Mungkin tak ada yang dapat dipersepsikan terhadap Istana Kepresidenan belakangan ini, kecuali tampak ekspresi kekhawatiran yang entah terhadap siapa atau kekuatan politik mana.
Setelah Presiden Joko Widodo menunjuk Ali Mochtar Ngabalin sebagai staf presiden yang diberi tugas menjembatani antara pemerintah dengan jaringan pesantren dan organisasi kemasyarakatan Islam, kini Istana kembali merekrut salah satu tokoh ormas Islam terbesar NU, duduk dalam lingkarannya.
Tak tanggung-tanggung, Yahya Cholil Tsaquf yang saat ini masih menjabat Wakil Katib Aam PBNU ditunjuk Presiden Jokowi sebagai anggota Dewan Pertimbangan Presiden (Watimpres).
Bagi saya, penunjukkan kedua tokoh dari kalangan muslim dengan perbedaan latar belakang yang cukup mencolok ini, memperlihatkan ada sesuatu yang harus segera dilakukan Istana.

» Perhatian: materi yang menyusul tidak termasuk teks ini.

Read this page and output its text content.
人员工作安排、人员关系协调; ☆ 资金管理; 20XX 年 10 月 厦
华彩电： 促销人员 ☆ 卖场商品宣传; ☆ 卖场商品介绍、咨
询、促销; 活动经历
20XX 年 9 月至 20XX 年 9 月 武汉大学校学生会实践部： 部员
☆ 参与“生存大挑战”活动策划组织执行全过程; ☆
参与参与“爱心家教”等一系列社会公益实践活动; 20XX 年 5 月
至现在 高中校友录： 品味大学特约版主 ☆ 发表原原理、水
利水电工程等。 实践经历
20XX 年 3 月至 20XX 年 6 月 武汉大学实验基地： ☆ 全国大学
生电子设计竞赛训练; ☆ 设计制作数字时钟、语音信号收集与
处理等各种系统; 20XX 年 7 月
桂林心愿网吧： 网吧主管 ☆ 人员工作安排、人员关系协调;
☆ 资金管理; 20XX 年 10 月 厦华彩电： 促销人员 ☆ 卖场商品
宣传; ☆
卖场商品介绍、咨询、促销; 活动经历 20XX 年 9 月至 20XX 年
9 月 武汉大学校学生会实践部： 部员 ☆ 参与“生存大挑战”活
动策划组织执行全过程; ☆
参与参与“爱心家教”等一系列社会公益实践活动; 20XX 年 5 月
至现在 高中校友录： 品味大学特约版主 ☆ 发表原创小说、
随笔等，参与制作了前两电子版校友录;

Rentan waktu yang cukup dekat antara penunjukkan Ngabalin dan Staquf seperti meneguhkan adanya kekhawatiran tersebut.
Penguatan kalangan Islam masuk Istana, rasa-rasanya tampak lebih menguat belakangan ini. Kalangan Islam politik yang sedikit "keras" seperti Ngabalin hingga tokoh yang mewakili kalangan Islam moderat, seperti ketokohan yang melekat pada diri Staquf, ketika masuk dalam lingkungan Istana, tak bisa dianggap sebagai hal biasa.
Menariknya, Staquf pernah menjadi jubir Presiden Keempat, KH Abdurrahman Wahid, yang sempat didaulat untuk membacakan Dekrit Presiden pada tahun 2003.
Kini, setelah 15 tahun, Staquf kembali ke Istana atas permintaan Jokowi. Pengalamannya menjadi jubir Presiden Abdurrahman Wahid, barangkali yang menjadi pertimbangan Jokowi, selain karena Staquf secara kebetulan dapat mewakili ormas Islam terbesar NU. Mungkin saja kekosongan salah satu kursi Watimpres, yang sebelumnya diisi oleh almarhum KH Hasyim Muzadi yang juga representasi kalangan NU karena ia sendiri pernah menjabat sebagai ketua umum PBNU.
Memasukkan Staquf dalam jajaran penasehat di Istana Presiden, paling tidak memberikan kehormatan yang besar pada ormas Islam NU yang selama ini dirasa dekat dengan Jokowi.
Siapa lagi kandidat yang pernah berpengalaman bersama presiden di Istana selain Staquf di jajaran elite NU? Penunjukkan Yahya Chalil Staquf dinilai tepat disaat suasana kepolitikan jelang pemilu ini tampak semakin menghangat, terutama yang muncul dari berbagai gerakan Islam politik karena menginginkan bergulirnya suatu perubahan.
NU bisa saja dimanfaatkan Jokowi sebagai pendukung setia kalangan Islam untuk penopang suaranya nanti, walaupun tak sepenuhnya suara NU manut pada suasana "status quo" seperti yang telah berjalan selama ini.
Lalu, bagaimana dengan Ngabalin? Keberadaannya di Istana sebenarnya cukup mengagetkan, karena Ngabalin dikenal berseberangan secara politik dengan pemerintahan saat ini.